Would knowing the random seed help to break AES or similar?

Consider I knew the seed of the random number generator that Bob uses to send encrypted emails to Alice. Would I have an advantage in deciphering the message? Also, how does, for example, openssl generate a completely random seed so the rest of the generated sequence isn't discovered? Am I missing something here?

• Where and how the usage of the RNG? For generating the key? Not a clear question!. Did you ever hear the NSA's RSA backdoor? DUAL_EC_DRBG? – kelalaka May 25 at 12:59

Yes, it can hugely help. There are many examples, but the DUHK attack is as good as any. This allows you to passively attack cryptosystems with the following characteristics:

• It uses the X9.31 random number generator

• The seed key used by the generator is hard-coded into the implementation

• The output from the random number generator is directly used to generate cryptographic keys

• At least some of the random numbers before or after those used to make the keys are transmitted unencrypted. This is typically the case for SSL/TLS and IPsec.

The reason it is specific to the X9.31 PRNG can be found here (in short, X9.31 has a "long term seed key"). The idea is that if you know the long term seed key, and see some direct output (the 4th assumption), you could recover the state of the PRNG, which is then sufficient (via the 3rd point) to recover the generated cryptographic keys.

Heuristically, if your PRNG starts with too little entropy, the outputs of it are "less random" than other parts of the protocol assume, which can break the other parts of the protocol.

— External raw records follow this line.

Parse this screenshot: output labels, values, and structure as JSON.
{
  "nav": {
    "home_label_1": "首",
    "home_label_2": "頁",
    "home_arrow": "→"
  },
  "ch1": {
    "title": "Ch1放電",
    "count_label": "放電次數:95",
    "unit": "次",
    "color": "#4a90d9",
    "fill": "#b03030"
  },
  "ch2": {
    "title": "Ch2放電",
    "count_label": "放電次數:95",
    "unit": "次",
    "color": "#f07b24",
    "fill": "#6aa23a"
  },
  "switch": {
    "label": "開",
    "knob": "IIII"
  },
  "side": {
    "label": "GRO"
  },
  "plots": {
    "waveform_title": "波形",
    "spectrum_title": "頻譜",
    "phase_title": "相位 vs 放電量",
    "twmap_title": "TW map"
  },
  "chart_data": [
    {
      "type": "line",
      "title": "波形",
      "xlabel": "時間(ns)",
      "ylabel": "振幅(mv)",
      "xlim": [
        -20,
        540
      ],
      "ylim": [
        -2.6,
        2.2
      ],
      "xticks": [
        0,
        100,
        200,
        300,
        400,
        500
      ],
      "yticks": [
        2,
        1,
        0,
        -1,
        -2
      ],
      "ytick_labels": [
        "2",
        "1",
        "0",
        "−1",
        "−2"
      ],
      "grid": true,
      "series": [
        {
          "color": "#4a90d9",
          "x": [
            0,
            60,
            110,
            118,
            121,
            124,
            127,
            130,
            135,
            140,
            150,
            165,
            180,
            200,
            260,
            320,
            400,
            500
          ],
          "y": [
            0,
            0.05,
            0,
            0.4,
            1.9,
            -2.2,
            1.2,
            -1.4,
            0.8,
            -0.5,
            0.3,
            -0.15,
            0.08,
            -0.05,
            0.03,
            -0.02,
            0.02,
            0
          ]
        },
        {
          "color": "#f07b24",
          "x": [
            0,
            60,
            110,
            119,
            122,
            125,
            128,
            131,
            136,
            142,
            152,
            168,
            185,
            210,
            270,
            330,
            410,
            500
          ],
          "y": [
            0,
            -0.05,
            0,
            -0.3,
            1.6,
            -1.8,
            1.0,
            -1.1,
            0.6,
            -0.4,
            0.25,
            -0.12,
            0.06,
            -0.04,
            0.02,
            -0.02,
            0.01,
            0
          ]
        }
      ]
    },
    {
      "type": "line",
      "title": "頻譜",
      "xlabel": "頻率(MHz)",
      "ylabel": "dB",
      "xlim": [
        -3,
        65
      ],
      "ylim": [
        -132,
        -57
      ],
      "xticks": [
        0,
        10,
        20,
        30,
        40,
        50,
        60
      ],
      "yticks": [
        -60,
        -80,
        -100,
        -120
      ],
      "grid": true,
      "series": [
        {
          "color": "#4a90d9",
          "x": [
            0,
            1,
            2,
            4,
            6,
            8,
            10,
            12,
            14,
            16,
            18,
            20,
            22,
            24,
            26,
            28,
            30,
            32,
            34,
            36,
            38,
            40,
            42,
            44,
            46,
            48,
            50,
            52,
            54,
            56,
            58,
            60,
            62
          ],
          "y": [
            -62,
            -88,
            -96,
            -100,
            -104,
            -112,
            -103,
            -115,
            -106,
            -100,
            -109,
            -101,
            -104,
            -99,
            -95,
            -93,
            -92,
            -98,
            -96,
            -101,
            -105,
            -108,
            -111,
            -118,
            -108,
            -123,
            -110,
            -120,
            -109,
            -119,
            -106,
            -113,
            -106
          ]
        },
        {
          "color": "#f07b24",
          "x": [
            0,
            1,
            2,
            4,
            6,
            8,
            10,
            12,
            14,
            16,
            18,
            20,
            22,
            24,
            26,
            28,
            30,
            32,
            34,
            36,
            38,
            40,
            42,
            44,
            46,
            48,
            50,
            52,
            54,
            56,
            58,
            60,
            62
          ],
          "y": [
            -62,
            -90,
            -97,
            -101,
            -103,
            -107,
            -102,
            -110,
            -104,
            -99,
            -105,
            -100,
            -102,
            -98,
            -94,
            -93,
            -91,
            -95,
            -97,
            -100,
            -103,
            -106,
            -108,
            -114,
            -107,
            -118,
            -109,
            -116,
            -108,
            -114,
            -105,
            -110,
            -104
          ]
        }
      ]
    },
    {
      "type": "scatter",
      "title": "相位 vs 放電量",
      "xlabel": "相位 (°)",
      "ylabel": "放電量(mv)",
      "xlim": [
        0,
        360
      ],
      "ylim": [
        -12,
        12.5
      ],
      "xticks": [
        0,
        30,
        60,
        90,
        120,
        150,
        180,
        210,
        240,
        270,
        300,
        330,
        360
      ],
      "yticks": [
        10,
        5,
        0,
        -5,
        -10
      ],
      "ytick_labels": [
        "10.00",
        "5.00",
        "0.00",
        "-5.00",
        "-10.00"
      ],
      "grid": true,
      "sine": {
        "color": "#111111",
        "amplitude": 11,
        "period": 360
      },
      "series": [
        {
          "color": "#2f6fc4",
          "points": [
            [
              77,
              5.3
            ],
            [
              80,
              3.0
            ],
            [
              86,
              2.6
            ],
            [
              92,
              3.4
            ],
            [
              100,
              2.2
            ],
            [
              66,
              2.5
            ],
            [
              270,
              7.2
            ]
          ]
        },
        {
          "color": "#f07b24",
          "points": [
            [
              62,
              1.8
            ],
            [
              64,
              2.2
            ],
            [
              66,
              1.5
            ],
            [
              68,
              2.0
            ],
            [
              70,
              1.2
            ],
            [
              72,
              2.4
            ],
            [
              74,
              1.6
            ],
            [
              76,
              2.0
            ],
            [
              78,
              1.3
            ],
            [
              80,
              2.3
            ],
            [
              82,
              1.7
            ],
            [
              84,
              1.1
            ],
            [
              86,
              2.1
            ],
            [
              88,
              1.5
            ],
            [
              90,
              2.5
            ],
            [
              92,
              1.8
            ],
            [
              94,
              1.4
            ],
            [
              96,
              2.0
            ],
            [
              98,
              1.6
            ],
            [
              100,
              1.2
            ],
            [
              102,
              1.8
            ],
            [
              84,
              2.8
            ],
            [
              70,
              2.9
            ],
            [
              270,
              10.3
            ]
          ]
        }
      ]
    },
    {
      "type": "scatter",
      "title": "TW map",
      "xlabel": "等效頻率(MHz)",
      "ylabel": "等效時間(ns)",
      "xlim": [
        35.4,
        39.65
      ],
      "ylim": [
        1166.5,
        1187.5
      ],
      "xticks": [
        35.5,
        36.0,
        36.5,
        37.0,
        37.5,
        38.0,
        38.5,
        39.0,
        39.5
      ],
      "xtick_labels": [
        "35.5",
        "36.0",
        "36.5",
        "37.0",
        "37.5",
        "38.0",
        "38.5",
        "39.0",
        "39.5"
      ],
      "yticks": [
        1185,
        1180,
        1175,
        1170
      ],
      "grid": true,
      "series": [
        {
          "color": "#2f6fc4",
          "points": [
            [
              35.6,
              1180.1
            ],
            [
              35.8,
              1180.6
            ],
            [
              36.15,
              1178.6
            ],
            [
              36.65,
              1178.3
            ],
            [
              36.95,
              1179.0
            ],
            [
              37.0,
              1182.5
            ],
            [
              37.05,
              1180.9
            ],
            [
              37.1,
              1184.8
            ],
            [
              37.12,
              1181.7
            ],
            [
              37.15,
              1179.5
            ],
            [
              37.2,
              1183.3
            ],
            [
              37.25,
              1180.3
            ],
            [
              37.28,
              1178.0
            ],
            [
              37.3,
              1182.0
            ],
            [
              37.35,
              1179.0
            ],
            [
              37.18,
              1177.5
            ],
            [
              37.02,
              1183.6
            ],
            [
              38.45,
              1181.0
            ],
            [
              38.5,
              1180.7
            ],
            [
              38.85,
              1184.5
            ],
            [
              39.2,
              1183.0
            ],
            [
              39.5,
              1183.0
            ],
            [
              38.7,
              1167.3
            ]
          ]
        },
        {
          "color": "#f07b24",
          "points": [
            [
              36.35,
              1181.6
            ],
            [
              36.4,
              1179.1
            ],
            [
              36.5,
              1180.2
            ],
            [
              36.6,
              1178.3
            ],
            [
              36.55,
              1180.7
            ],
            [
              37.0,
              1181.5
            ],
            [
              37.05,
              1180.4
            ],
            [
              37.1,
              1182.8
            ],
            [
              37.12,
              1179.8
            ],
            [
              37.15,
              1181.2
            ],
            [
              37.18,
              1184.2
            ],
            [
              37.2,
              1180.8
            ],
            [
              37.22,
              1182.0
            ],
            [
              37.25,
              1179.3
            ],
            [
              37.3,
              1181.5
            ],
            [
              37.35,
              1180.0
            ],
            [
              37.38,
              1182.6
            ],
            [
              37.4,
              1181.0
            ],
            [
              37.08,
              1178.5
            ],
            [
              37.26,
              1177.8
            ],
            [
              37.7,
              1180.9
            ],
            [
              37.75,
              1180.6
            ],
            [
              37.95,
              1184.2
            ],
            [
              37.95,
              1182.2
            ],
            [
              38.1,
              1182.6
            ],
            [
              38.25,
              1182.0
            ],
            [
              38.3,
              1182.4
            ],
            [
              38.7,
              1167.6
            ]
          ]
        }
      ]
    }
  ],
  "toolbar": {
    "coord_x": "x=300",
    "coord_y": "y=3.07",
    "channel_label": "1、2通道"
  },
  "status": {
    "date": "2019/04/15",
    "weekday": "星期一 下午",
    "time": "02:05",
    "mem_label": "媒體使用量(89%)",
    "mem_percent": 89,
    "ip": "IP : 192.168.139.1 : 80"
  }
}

As for how devices generate random seeds, they typically poll a system RNG (typically /dev/urandom/ on UNIX devices). How does /dev/urandom/ generate random numbers? From the environment (see here for some discussion). I do not know what is currently used in each device/OS, but generally (theoretical) cryptographers mention things like:

• Measuring temperature fluctuations on the CPU
• Measuring timings on various input devices (keyboards/mice), and in general other "random" information from external devices

These may not all be used in practice, but give some intuition for what "random sources" a device may have available to it. Note that certain devices (say embedded devices) may have less sources available --- this has led to attacks on embedded systems. A followup paper to an attack. This paper includes the following motivation of their work:

Motivation: Our work is inspired by the recent paper of Heninger, Durumeric, Wustrow, and Halderman [16], which uncovered serious flaws in the design and implementation of the Linux kernel’s randomness subsystem. This subsystem exposes a blocking interface (/dev/random) and a nonblocking interface (/dev/urandom); in practice, nearly all software uses the nonblocking interface. Heninger et al. observe

1. that entropy gathered by the system is not made available to the nonblocking interface until Linux estimates that 192 bits of entropy have been gathered, and

2. that Linux is unnecessarily conservative in estimating the entropy in events, and in particular that on embedded systems no observed events are credited with entropy.

These two facts combine to create a “boot-time entropy hole,” during which the output of /dev/urandom is predictable.

The Linux maintainers overhauled the randomness subsystem in response to Heninger et al.’s paper. The timing of every IRQ is now an entropy source, not just IRQs for hard disks, keyboards, and mice. Entropy is first applied to the nonblocking pool, in the hope of supplying randomness to clients soon after boot. (Clients waiting on the blocking interface can block a bit longer.)

Note that the Heninger et al attack mentioned was the Mining your P's and Q's attack, which was an attack on RSA. RSA has a public key which contains $$n_i = p_iq_i$$, the product of two semiprimes. The attack essentially collected many $$n_1,\dots, n_k$$ RSA moduli, then searches (pairwise) for common divisors among all of them (which can be made quite efficient). Any such common divisor allows you to factor two moduli. If PRNGs were working properly then the theory behind this predicts this will fail. This attack exposed that the PRNGs were not working properly, due to insufficient entropy early in the boot process in embedded devices.

Note that "insufficient entropy" can be viewed as "having some partial information about the seed". Knowing the seed completely is an extreme example of this, and while this won't necessarily mean every cryptosystem breaks, many break from weaker assumptions.